I’m away from my desk right now, but I’ll get back to you at my earliest convenience.

Our Verdict: Don’t use

Saying you’ll return someone’s email or call at your earliest convenience sounds impolite. Yes, you mean that you’ll get back to the person who’s contacted you as soon as you can, but what the recipient hears is something more like, “I’ll get back to you when (and maybe if) it’s convenient for me.” The implication is that you’ll do it when you feel like it, or when you’re good and ready, or maybe never. Snooty!

At your earliest convenience

But what if you’re using “at your earliest convenience” to tell someone that you’re okay with them getting around to your request when it’s convenient for them? Let’s look at an email between colleagues, John and Mary.

Hi Mary,

I’m going to need our profit and loss statement from Q1 in order to prepare a report. Would you send it to me at your earliest convenience?

Thanks, John

Our Verdict Okay to use, but . . .

. . . there are better ways to express that a request isn’t urgent. Although it isn’t rude to tell Mary that it’s okay for her to tend to your request when it’s convenient, “at your earliest convenience” still falls short on a few counts.

  • It’s not specific enough. You’ve told Mary you need something, but you didn’t tell her when you absolutely need it by. She could assume you don’t really need it at all. A better option would be “. . . at your earliest convenience, or no later than [date].”
  • It sounds jargony. One of the reasons many people dislike “at your earliest convenience” is that it sounds like business jargon—something we all love to hate. Use plain language instead.
  • It’s easily misinterpreted. What if Mary sees your request as urgent when you meant to say that you were in no hurry? She may take time out of her day to rush through your task, which could turn out to be anything but convenient for her.

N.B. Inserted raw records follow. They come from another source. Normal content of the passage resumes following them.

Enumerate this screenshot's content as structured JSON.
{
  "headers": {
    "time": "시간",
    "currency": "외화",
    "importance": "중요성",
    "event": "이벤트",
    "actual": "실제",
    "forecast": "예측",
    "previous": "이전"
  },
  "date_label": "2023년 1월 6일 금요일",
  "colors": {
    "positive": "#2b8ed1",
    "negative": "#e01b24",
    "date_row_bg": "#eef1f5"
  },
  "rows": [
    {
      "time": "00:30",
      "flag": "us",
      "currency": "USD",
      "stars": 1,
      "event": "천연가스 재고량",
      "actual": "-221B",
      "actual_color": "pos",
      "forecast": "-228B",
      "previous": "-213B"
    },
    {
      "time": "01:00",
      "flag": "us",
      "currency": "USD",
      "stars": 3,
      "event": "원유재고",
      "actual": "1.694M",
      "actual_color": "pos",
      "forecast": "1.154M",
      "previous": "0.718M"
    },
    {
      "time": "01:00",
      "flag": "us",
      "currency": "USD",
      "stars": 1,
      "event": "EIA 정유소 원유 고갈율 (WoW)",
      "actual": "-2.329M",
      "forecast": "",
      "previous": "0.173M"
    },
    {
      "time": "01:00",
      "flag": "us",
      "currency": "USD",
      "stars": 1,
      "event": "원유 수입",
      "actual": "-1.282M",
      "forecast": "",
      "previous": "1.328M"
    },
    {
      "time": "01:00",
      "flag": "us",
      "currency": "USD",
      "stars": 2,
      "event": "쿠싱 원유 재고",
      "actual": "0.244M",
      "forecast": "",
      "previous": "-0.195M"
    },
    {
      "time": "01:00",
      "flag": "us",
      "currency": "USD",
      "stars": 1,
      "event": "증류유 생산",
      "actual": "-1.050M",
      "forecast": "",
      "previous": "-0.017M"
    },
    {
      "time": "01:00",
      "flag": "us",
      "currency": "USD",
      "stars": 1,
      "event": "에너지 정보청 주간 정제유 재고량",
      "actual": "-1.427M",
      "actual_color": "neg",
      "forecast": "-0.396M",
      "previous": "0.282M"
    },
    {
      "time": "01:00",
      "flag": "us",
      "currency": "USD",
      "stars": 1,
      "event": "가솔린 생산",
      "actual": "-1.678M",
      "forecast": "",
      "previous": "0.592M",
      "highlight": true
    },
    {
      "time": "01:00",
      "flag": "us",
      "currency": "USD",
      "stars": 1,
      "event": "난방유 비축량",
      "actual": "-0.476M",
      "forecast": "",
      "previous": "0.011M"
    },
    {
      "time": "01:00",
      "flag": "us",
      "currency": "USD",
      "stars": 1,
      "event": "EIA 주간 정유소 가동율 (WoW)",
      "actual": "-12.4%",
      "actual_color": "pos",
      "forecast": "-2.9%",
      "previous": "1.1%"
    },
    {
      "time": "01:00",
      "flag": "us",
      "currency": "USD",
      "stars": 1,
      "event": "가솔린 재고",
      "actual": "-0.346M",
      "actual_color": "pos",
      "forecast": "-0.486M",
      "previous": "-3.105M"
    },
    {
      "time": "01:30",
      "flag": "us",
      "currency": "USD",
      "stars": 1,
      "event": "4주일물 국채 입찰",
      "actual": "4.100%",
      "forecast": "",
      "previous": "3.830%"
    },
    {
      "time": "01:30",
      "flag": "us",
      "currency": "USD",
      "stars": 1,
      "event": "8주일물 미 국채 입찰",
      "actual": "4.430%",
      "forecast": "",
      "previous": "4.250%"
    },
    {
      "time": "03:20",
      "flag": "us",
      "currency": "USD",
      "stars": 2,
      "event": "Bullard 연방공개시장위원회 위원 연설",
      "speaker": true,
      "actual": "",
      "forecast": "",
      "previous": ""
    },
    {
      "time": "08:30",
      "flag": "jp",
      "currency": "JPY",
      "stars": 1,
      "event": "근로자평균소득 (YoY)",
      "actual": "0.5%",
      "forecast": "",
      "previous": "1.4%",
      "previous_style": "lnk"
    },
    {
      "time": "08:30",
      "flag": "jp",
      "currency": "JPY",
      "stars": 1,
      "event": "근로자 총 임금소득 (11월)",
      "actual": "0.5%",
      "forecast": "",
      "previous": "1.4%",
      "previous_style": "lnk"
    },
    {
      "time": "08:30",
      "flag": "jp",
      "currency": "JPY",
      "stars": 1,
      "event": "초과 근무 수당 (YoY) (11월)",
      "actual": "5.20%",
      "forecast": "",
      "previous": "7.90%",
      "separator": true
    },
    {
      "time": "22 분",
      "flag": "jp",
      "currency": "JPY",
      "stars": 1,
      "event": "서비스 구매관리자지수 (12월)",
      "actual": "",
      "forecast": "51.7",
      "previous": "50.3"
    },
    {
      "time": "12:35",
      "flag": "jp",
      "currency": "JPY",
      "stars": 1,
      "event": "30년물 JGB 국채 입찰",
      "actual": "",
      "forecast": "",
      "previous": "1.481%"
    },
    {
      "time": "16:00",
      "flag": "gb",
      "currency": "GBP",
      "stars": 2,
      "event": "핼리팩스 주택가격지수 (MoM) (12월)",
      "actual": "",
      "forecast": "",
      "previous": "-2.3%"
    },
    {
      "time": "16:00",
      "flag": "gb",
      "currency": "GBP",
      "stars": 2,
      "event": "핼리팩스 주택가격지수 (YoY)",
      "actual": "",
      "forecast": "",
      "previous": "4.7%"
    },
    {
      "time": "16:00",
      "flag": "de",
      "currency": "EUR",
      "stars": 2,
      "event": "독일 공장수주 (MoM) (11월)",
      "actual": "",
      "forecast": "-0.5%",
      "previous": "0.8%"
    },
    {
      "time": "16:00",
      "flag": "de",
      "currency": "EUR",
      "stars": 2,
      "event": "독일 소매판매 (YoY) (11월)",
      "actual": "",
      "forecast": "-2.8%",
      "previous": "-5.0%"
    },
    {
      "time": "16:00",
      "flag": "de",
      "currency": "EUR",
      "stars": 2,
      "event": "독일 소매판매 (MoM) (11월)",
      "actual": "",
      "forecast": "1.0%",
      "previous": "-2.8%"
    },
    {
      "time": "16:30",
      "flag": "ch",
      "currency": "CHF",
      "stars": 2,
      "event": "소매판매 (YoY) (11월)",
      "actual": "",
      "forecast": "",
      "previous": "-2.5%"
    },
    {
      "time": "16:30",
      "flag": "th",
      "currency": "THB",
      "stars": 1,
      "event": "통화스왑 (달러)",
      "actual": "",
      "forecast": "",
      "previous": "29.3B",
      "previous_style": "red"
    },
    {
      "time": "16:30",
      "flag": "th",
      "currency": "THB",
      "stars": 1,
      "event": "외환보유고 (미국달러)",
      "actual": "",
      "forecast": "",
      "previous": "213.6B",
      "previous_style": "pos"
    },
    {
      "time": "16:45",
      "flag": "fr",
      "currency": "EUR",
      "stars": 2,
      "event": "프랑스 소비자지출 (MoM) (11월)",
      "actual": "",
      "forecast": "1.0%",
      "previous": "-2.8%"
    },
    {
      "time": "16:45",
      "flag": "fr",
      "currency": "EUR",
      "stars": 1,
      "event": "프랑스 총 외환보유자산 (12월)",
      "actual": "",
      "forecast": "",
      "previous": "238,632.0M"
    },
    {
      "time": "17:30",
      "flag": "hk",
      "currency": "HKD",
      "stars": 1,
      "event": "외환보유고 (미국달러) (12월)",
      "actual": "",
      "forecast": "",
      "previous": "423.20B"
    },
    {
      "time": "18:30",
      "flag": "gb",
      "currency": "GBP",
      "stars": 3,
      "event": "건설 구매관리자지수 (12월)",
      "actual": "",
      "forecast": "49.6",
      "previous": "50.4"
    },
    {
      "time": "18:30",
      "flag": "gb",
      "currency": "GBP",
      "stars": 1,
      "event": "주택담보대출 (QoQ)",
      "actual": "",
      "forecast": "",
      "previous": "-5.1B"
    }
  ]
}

Alternatives to “Earliest Convenience”

As phrases go, dropping “earliest convenience” from your repertoire is the safest bet. But what should you use instead?

At my earliest convenience

We’ve already stated that you should drop “at my earliest convenience” from workplace and personal communication tout de suite. It comes across as inconsiderate, if not outright rude.

If you do have time to honor a request, instead of saying you’ll get around to it when it’s convenient, tell the person when they can expect your response. (“I’ll reply when I return to the office on [date].”)

At your earliest convenience

Although there’s nothing wrong with this phrase, it might actually be too polite, or at least too open-ended. Although you could use softer, less jaron-laden language like “whenever you have time” or “as soon as you’re able”, once again, we prefer specificity.

Let’s revisit the John and Mary email example and make it more specific.

Hi Mary,

I’m going to need our profit and loss statement from Q1 to prepare a report I’ll be presenting next Monday. Would you be able to send me the P&L no later than Wednesday of this week?

Thanks, John

Here, instead of telling Mary to get around to sending the P&L statement whenever it’s convenient for her, and leaving her to wonder how soon he needs them, John has used a call-to-action to ask whether she would be able to send them over by Wednesday.

Now, Mary knows what John needs and when he needs it. Plus, having the CTA in the form of a question could prompt her to reply, letting him know whether she’ll be able to accommodate the request.

Bonus: Mary’s reply will document the exchange. If she says that yes, she can have the P&L statement ready by Wednesday and doesn’t deliver, John can follow up. If she still doesn’t respond, he can point to this email trail when he has to explain why the P&L didn’t make it into his report. Way to cover your backside, John!